A simple hysterectomy, a surgical procedure where the uterus and cervix is removed, is a safe treatment option that can improve quality of life for women with early-stage, low-risk cervical cancer, according to results from the phase III clinical trial.
The study states that a simple hysterectomy resulted in similar outcomes in terms of keeping them cancer-free, compared to the standard radical hysterectomy, which removes the uterus, cervix, upper parts of the vagina and other nearby tissues.
Because radical hysterectomy is a more complex surgery, it is associated with more acute and long-term side effects, as well as potential impacts on quality of life and sexual health for patients.
“Sexual health and quality of life are very important considerations for patients undergoing cancer treatment,” said Dr. Lori Brotto, a professor of obstetrics and gynaecology at University of British Columbia.
“The findings from this study indicate that patients can expect fewer negative effects on sexual health and many other facets of quality of life with simple hysterectomy while not compromising effects on recurrence and survival rates,” Brotto added.
The study looked at the three-year pelvic recurrence rate and other health outcomes in 700 patients from 12 countries receiving both simple and radical hysterectomies.

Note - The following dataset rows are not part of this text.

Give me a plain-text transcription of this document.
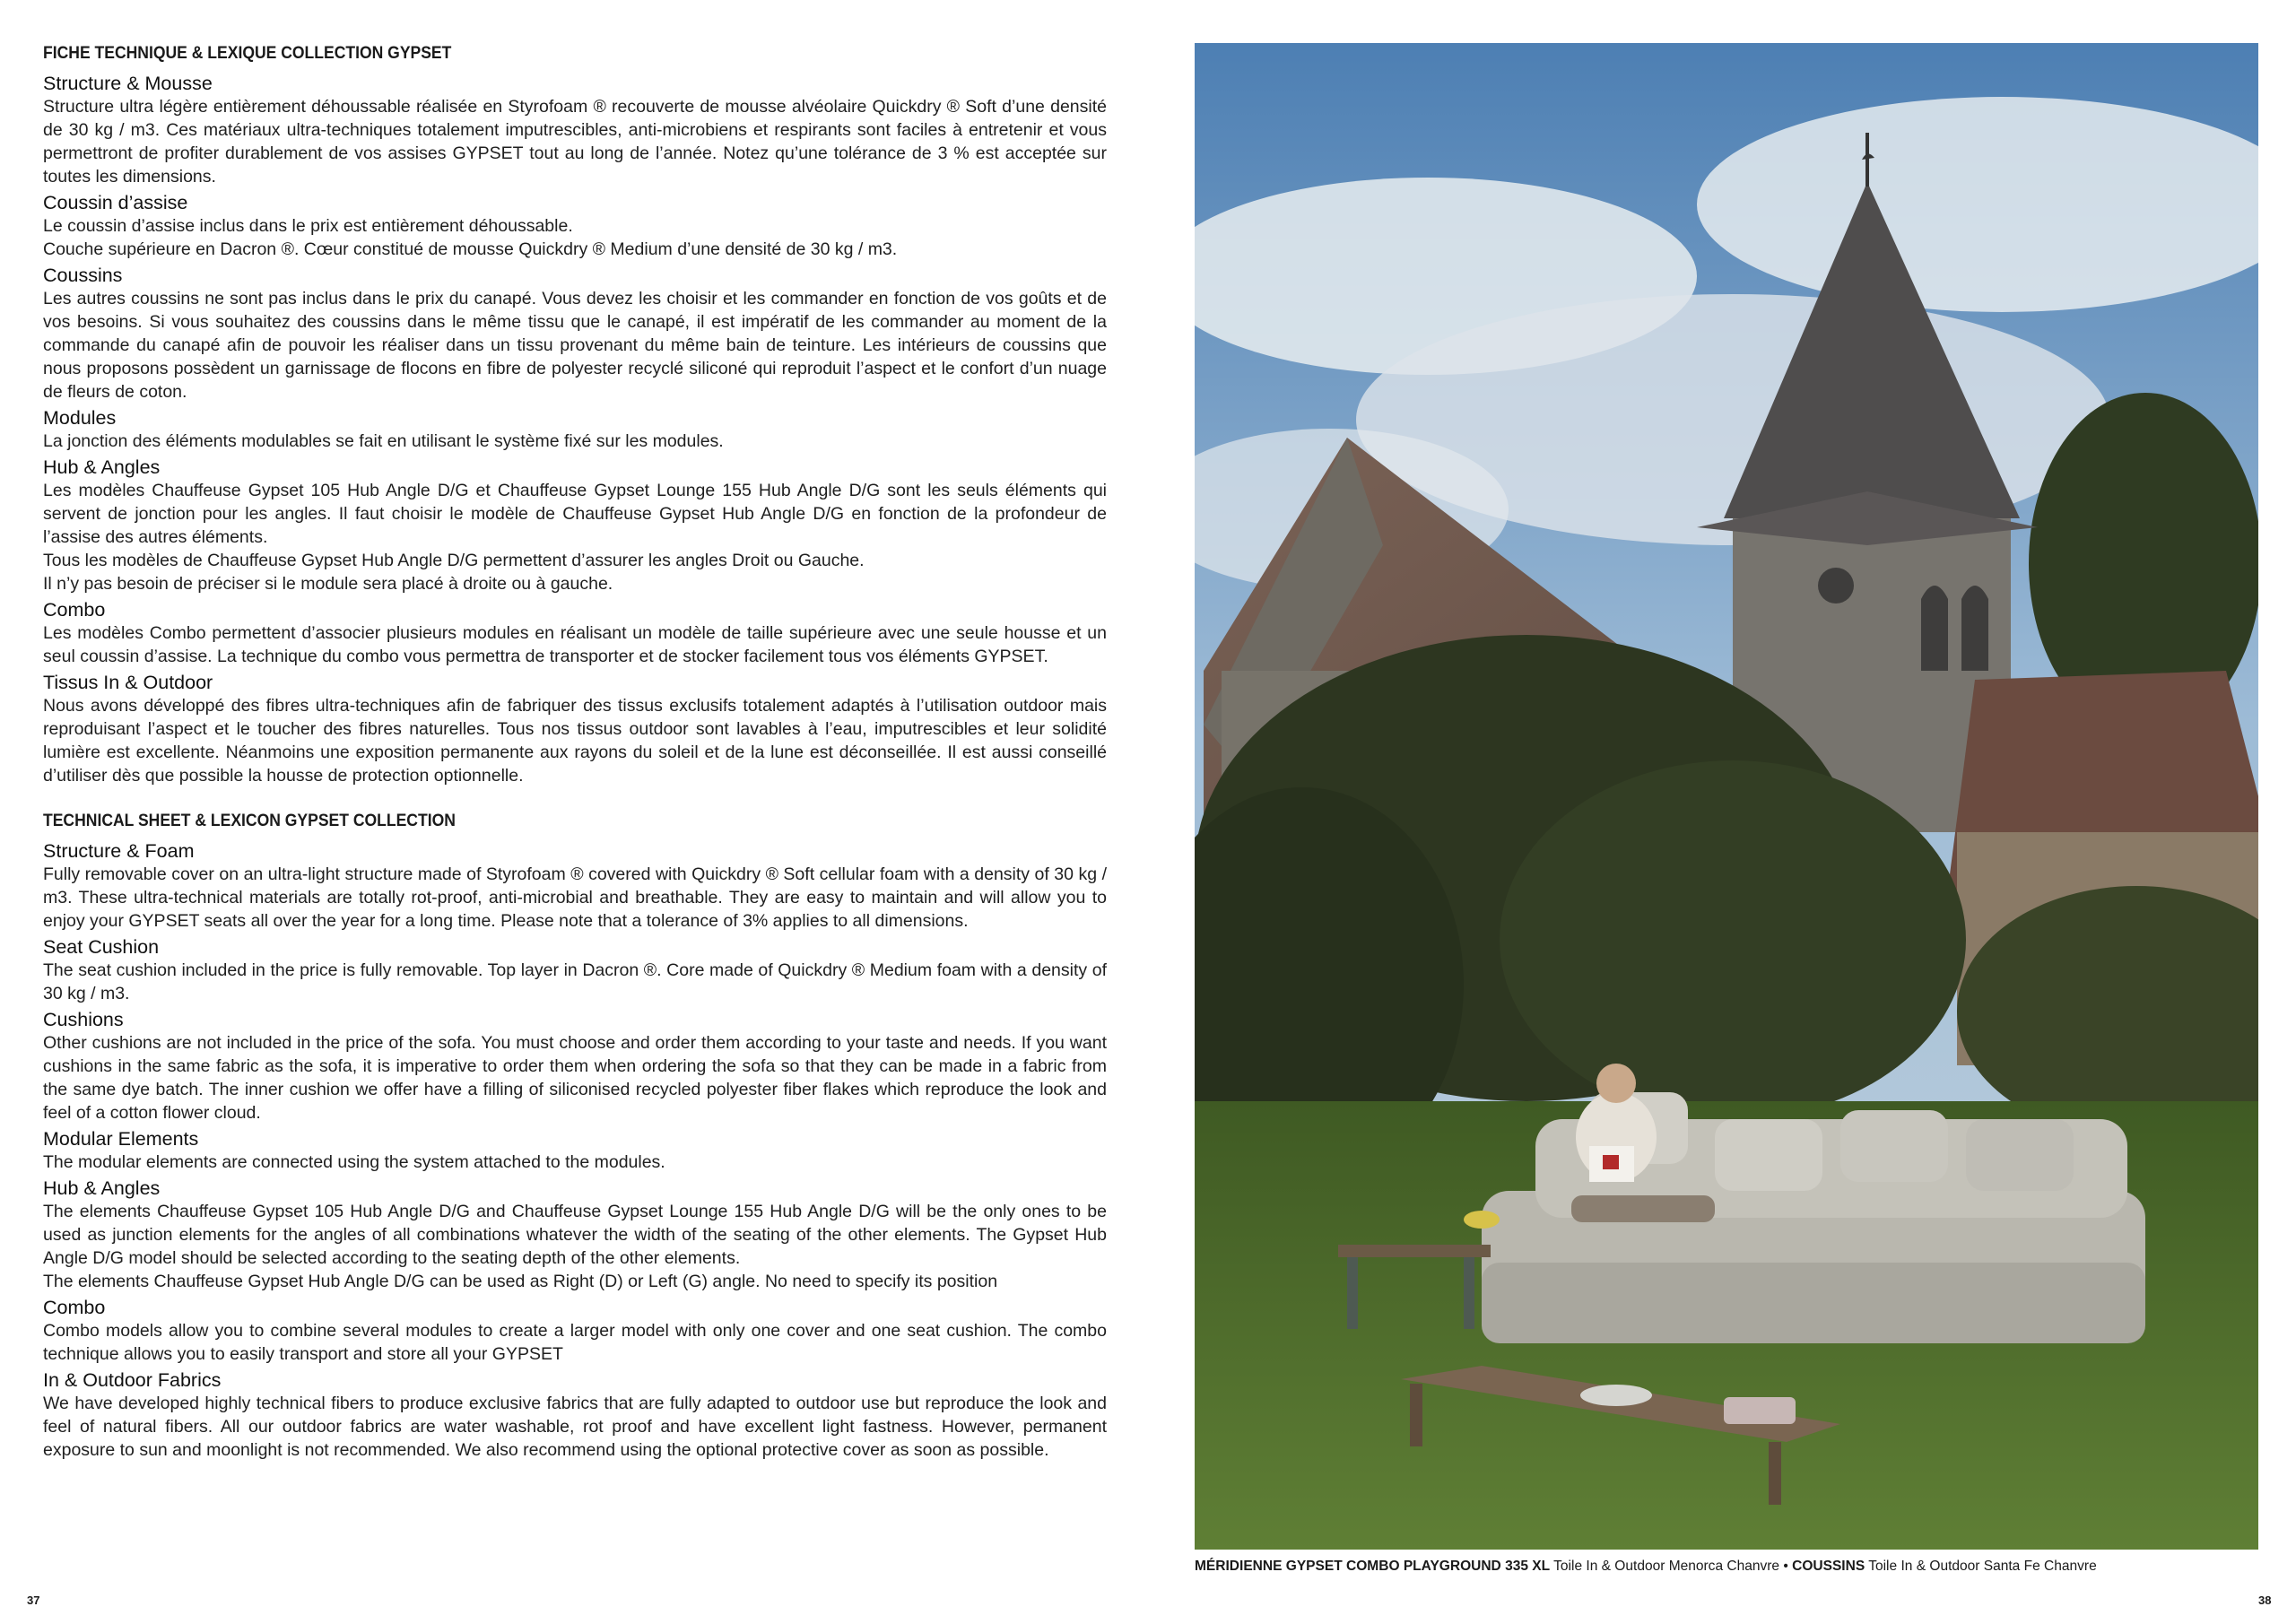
FICHE TECHNIQUE & LEXIQUE COLLECTION GYPSET
Structure & Mousse
Structure ultra légère entièrement déhoussable réalisée en Styrofoam ® recouverte de mousse alvéolaire Quickdry ® Soft d’une densité de 30 kg / m3. Ces matériaux ultra-techniques totalement imputrescibles, anti-microbiens et respirants sont faciles à entretenir et vous permettront de profiter durablement de vos assises GYPSET tout au long de l’année. Notez qu’une tolérance de 3 % est acceptée sur toutes les dimensions.
Coussin d’assise
Le coussin d’assise inclus dans le prix est entièrement déhoussable.
Couche supérieure en Dacron ®. Cœur constitué de mousse Quickdry ® Medium d’une densité de 30 kg / m3.
Coussins
Les autres coussins ne sont pas inclus dans le prix du canapé. Vous devez les choisir et les commander en fonction de vos goûts et de vos besoins. Si vous souhaitez des coussins dans le même tissu que le canapé, il est impératif de les commander au moment de la commande du canapé afin de pouvoir les réaliser dans un tissu provenant du même bain de teinture. Les intérieurs de coussins que nous proposons possèdent un garnissage de flocons en fibre de polyester recyclé siliconé qui reproduit l’aspect et le confort d’un nuage de fleurs de coton.
Modules
La jonction des éléments modulables se fait en utilisant le système fixé sur les modules.
Hub & Angles
Les modèles Chauffeuse Gypset 105 Hub Angle D/G et Chauffeuse Gypset Lounge 155 Hub Angle D/G sont les seuls éléments qui servent de jonction pour les angles. Il faut choisir le modèle de Chauffeuse Gypset Hub Angle D/G en fonction de la profondeur de l’assise des autres éléments.
Tous les modèles de Chauffeuse Gypset Hub Angle D/G permettent d’assurer les angles Droit ou Gauche.
Il n’y pas besoin de préciser si le module sera placé à droite ou à gauche.
Combo
Les modèles Combo permettent d’associer plusieurs modules en réalisant un modèle de taille supérieure avec une seule housse et un seul coussin d’assise. La technique du combo vous permettra de transporter et de stocker facilement tous vos éléments GYPSET.
Tissus In & Outdoor
Nous avons développé des fibres ultra-techniques afin de fabriquer des tissus exclusifs totalement adaptés à l’utilisation outdoor mais reproduisant l’aspect et le toucher des fibres naturelles. Tous nos tissus outdoor sont lavables à l’eau, imputrescibles et leur solidité lumière est excellente. Néanmoins une exposition permanente aux rayons du soleil et de la lune est déconseillée. Il est aussi conseillé d’utiliser dès que possible la housse de protection optionnelle.
TECHNICAL SHEET & LEXICON GYPSET COLLECTION
Structure & Foam
Fully removable cover on an ultra-light structure made of Styrofoam ® covered with Quickdry ® Soft cellular foam with a density of 30 kg / m3. These ultra-technical materials are totally rot-proof, anti-microbial and breathable. They are easy to maintain and will allow you to enjoy your GYPSET seats all over the year for a long time. Please note that a tolerance of 3% applies to all dimensions.
Seat Cushion
The seat cushion included in the price is fully removable. Top layer in Dacron ®. Core made of Quickdry ® Medium foam with a density of 30 kg / m3.
Cushions
Other cushions are not included in the price of the sofa. You must choose and order them according to your taste and needs. If you want cushions in the same fabric as the sofa, it is imperative to order them when ordering the sofa so that they can be made in a fabric from the same dye batch. The inner cushion we offer have a filling of siliconised recycled polyester fiber flakes which reproduce the look and feel of a cotton flower cloud.
Modular Elements
The modular elements are connected using the system attached to the modules.
Hub & Angles
The elements Chauffeuse Gypset 105 Hub Angle D/G and Chauffeuse Gypset Lounge 155 Hub Angle D/G will be the only ones to be used as junction elements for the angles of all combinations whatever the width of the seating of the other elements. The Gypset Hub Angle D/G model should be selected according to the seating depth of the other elements.
The elements Chauffeuse Gypset Hub Angle D/G can be used as Right (D) or Left (G) angle. No need to specify its position
Combo
Combo models allow you to combine several modules to create a larger model with only one cover and one seat cushion. The combo technique allows you to easily transport and store all your GYPSET
In & Outdoor Fabrics
We have developed highly technical fibers to produce exclusive fabrics that are fully adapted to outdoor use but reproduce the look and feel of natural fibers. All our outdoor fabrics are water washable, rot proof and have excellent light fastness. However, permanent exposure to sun and moonlight is not recommended. We also recommend using the optional protective cover as soon as possible.
37	38
MÉRIDIENNE GYPSET COMBO PLAYGROUND 335 XL Toile In & Outdoor Menorca Chanvre • COUSSINS Toile In & Outdoor Santa Fe Chanvre
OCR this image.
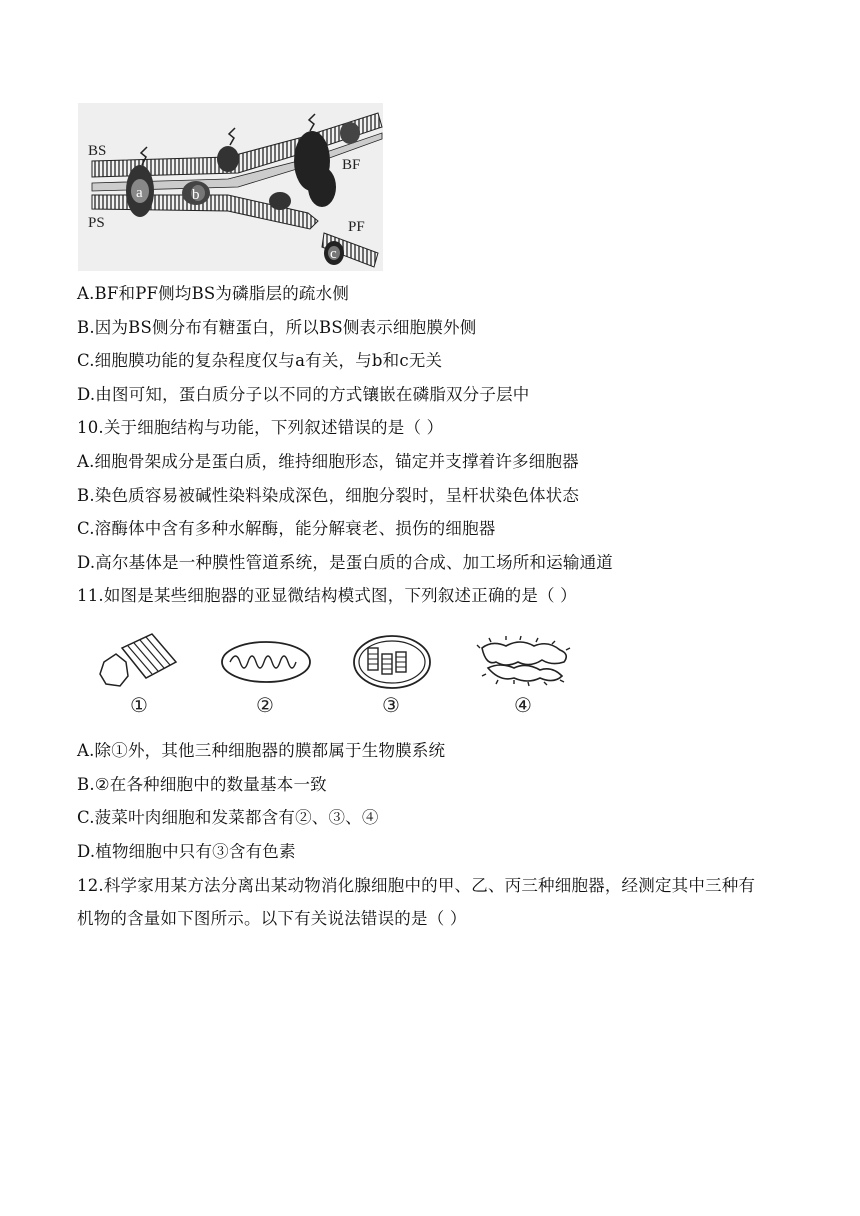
BS
PS
BF
PF
a	b
c
A.BF和PF侧均BS为磷脂层的疏水侧
B.因为BS侧分布有糖蛋白，所以BS侧表示细胞膜外侧
C.细胞膜功能的复杂程度仅与a有关，与b和c无关
D.由图可知，蛋白质分子以不同的方式镶嵌在磷脂双分子层中
10.关于细胞结构与功能，下列叙述错误的是（ ）
A.细胞骨架成分是蛋白质，维持细胞形态，锚定并支撑着许多细胞器
B.染色质容易被碱性染料染成深色，细胞分裂时，呈杆状染色体状态
C.溶酶体中含有多种水解酶，能分解衰老、损伤的细胞器
D.高尔基体是一种膜性管道系统，是蛋白质的合成、加工场所和运输通道
11.如图是某些细胞器的亚显微结构模式图，下列叙述正确的是（ ）
①	②	③	④
A.除①外，其他三种细胞器的膜都属于生物膜系统
B.②在各种细胞中的数量基本一致
C.菠菜叶肉细胞和发菜都含有②、③、④
D.植物细胞中只有③含有色素
12.科学家用某方法分离出某动物消化腺细胞中的甲、乙、丙三种细胞器，经测定其中三种有
机物的含量如下图所示。以下有关说法错误的是（ ）
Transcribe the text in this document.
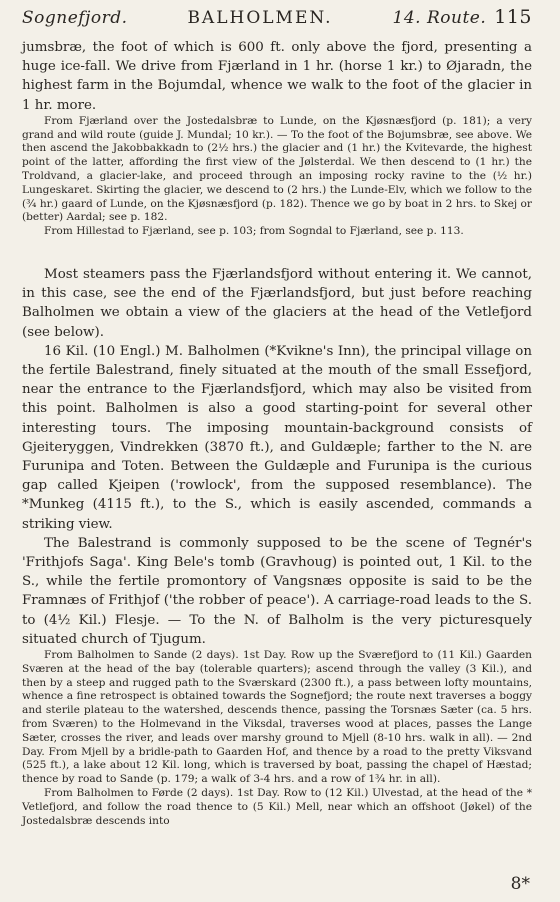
Sognefjord.	BALHOLMEN.	14. Route. 115

jumsbræ, the foot of which is 600 ft. only above the fjord, presenting a huge ice-fall. We drive from Fjærland in 1 hr. (horse 1 kr.) to Øjaradn, the highest farm in the Bojumdal, whence we walk to the foot of the glacier in 1 hr. more.

From Fjærland over the Jostedalsbræ to Lunde, on the Kjøsnæsfjord (p. 181); a very grand and wild route (guide J. Mundal; 10 kr.). — To the foot of the Bojumsbræ, see above. We then ascend the Jakobbakkadn to (2½ hrs.) the glacier and (1 hr.) the Kvitevarde, the highest point of the latter, affording the first view of the Jølsterdal. We then descend to (1 hr.) the Troldvand, a glacier-lake, and proceed through an imposing rocky ravine to the (½ hr.) Lungeskaret. Skirting the glacier, we descend to (2 hrs.) the Lunde-Elv, which we follow to the (¾ hr.) gaard of Lunde, on the Kjøsnæsfjord (p. 182). Thence we go by boat in 2 hrs. to Skej or (better) Aardal; see p. 182.

From Hillestad to Fjærland, see p. 103; from Sogndal to Fjærland, see p. 113.

Most steamers pass the Fjærlandsfjord without entering it. We cannot, in this case, see the end of the Fjærlandsfjord, but just before reaching Balholmen we obtain a view of the glaciers at the head of the Vetlefjord (see below).

16 Kil. (10 Engl.) M. Balholmen (*Kvikne's Inn), the principal village on the fertile Balestrand, finely situated at the mouth of the small Essefjord, near the entrance to the Fjærlandsfjord, which may also be visited from this point. Balholmen is also a good starting-point for several other interesting tours. The imposing mountain-background consists of Gjeiteryggen, Vindrekken (3870 ft.), and Guldæple; farther to the N. are Furunipa and Toten. Between the Guldæple and Furunipa is the curious gap called Kjeipen ('rowlock', from the supposed resemblance). The *Munkeg (4115 ft.), to the S., which is easily ascended, commands a striking view.

The Balestrand is commonly supposed to be the scene of Tegnér's 'Frithjofs Saga'. King Bele's tomb (Gravhoug) is pointed out, 1 Kil. to the S., while the fertile promontory of Vangsnæs opposite is said to be the Framnæs of Frithjof ('the robber of peace'). A carriage-road leads to the S. to (4½ Kil.) Flesje. — To the N. of Balholm is the very picturesquely situated church of Tjugum.

From Balholmen to Sande (2 days). 1st Day. Row up the Sværefjord to (11 Kil.) Gaarden Sværen at the head of the bay (tolerable quarters); ascend through the valley (3 Kil.), and then by a steep and rugged path to the Sværskard (2300 ft.), a pass between lofty mountains, whence a fine retrospect is obtained towards the Sognefjord; the route next traverses a boggy and sterile plateau to the watershed, descends thence, passing the Torsnæs Sæter (ca. 5 hrs. from Sværen) to the Holmevand in the Viksdal, traverses wood at places, passes the Lange Sæter, crosses the river, and leads over marshy ground to Mjell (8-10 hrs. walk in all). — 2nd Day. From Mjell by a bridle-path to Gaarden Hof, and thence by a road to the pretty Viksvand (525 ft.), a lake about 12 Kil. long, which is traversed by boat, passing the chapel of Hæstad; thence by road to Sande (p. 179; a walk of 3-4 hrs. and a row of 1¾ hr. in all).

From Balholmen to Førde (2 days). 1st Day. Row to (12 Kil.) Ulvestad, at the head of the * Vetlefjord, and follow the road thence to (5 Kil.) Mell, near which an offshoot (Jøkel) of the Jostedalsbræ descends into

8*
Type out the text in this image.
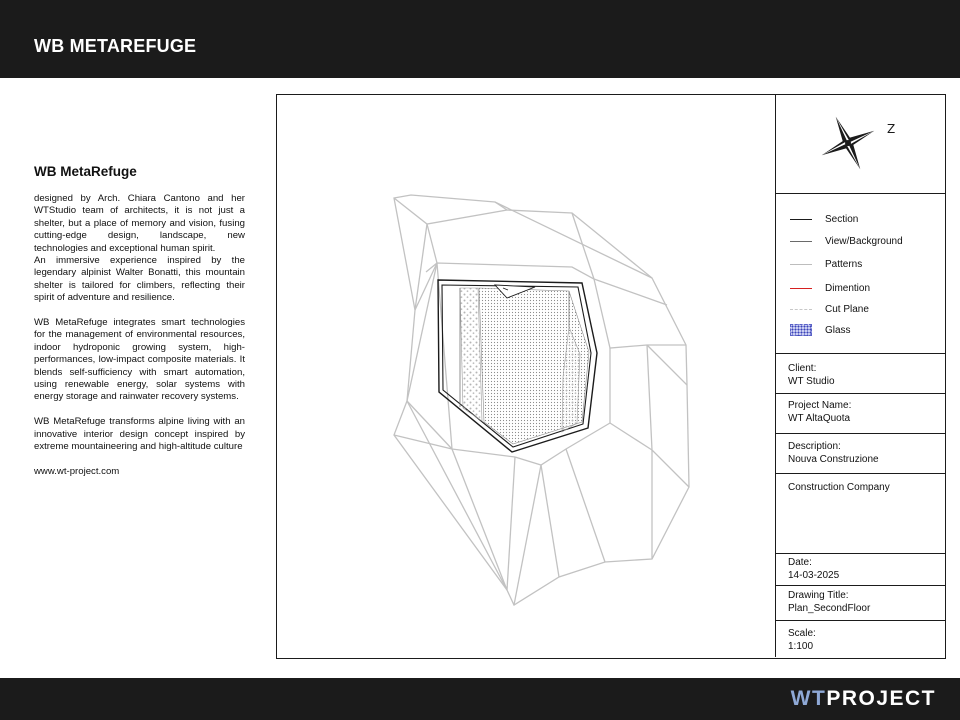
WB METAREFUGE
WB MetaRefuge

designed by Arch. Chiara Cantono and her WTStudio team of architects, it is not just a shelter, but a place of memory and vision, fusing cutting-edge design, landscape, new technologies and exceptional human spirit.

An immersive experience inspired by the legendary alpinist Walter Bonatti, this mountain shelter is tailored for climbers, reflecting their spirit of adventure and resilience.

WB MetaRefuge integrates smart technologies for the management of environmental resources, indoor hydroponic growing system, high-performances, low-impact composite materials. It blends self-sufficiency with smart automation, using renewable energy, solar systems with energy storage and rainwater recovery systems.

WB MetaRefuge transforms alpine living with an innovative interior design concept inspired by extreme mountaineering and high-altitude culture

www.wt-project.com
Z
Section
View/Background
Patterns
Dimention
Cut Plane
Glass
Client:
WT Studio
Project Name:
WT AltaQuota
Description:
Nouva Construzione
Construction Company
Date:
14-03-2025
Drawing Title:
Plan_SecondFloor
Scale:
1:100
WTPROJECT
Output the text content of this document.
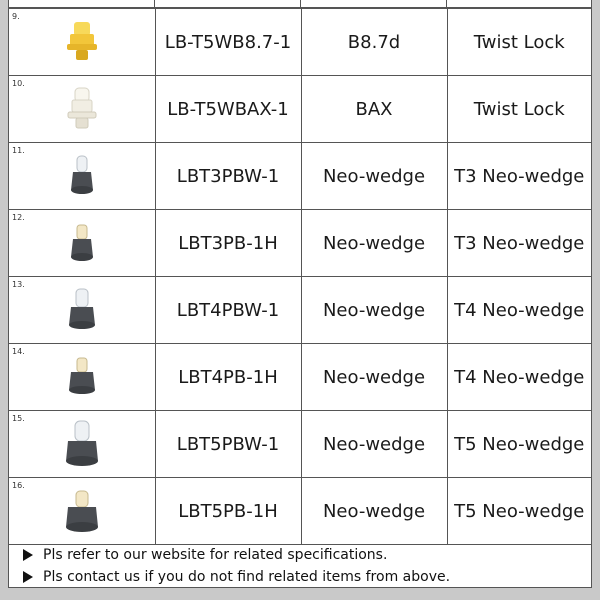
9.	LB-T5WB8.7-1	B8.7d	Twist Lock

10.	LB-T5WBAX-1	BAX	Twist Lock

11.	LBT3PBW-1	Neo-wedge	T3 Neo-wedge

12.	LBT3PB-1H	Neo-wedge	T3 Neo-wedge

13.	LBT4PBW-1	Neo-wedge	T4 Neo-wedge

14.	LBT4PB-1H	Neo-wedge	T4 Neo-wedge

15.	LBT5PBW-1	Neo-wedge	T5 Neo-wedge

16.	LBT5PB-1H	Neo-wedge	T5 Neo-wedge
Pls refer to our website for related specifications.
Pls contact us if you do not find related items from above.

The findings, presented at the 2023 American Society of Clinical Oncology (ASCO) Annual Meeting, showed that the extra-pelvic recurrence-free survival, the relapse-free survival, and the overall survival were comparable between the two groups.
There were fewer intraoperative urological surgical complications and fewer immediate and long-term bladder problems in the simple hysterectomy group.
Several quality-of-life aspects, such as body image, pain, and sexual health, were consistently more favourable in them.
“These results are important because it demonstrates, for the first time, that a simple hysterectomy is a safe option for women with carefully selected early-stage low-risk cervical cancer,” said Dr. Marie Plante, the study lead and a gynecologic oncologist at Universite Laval in Quebec.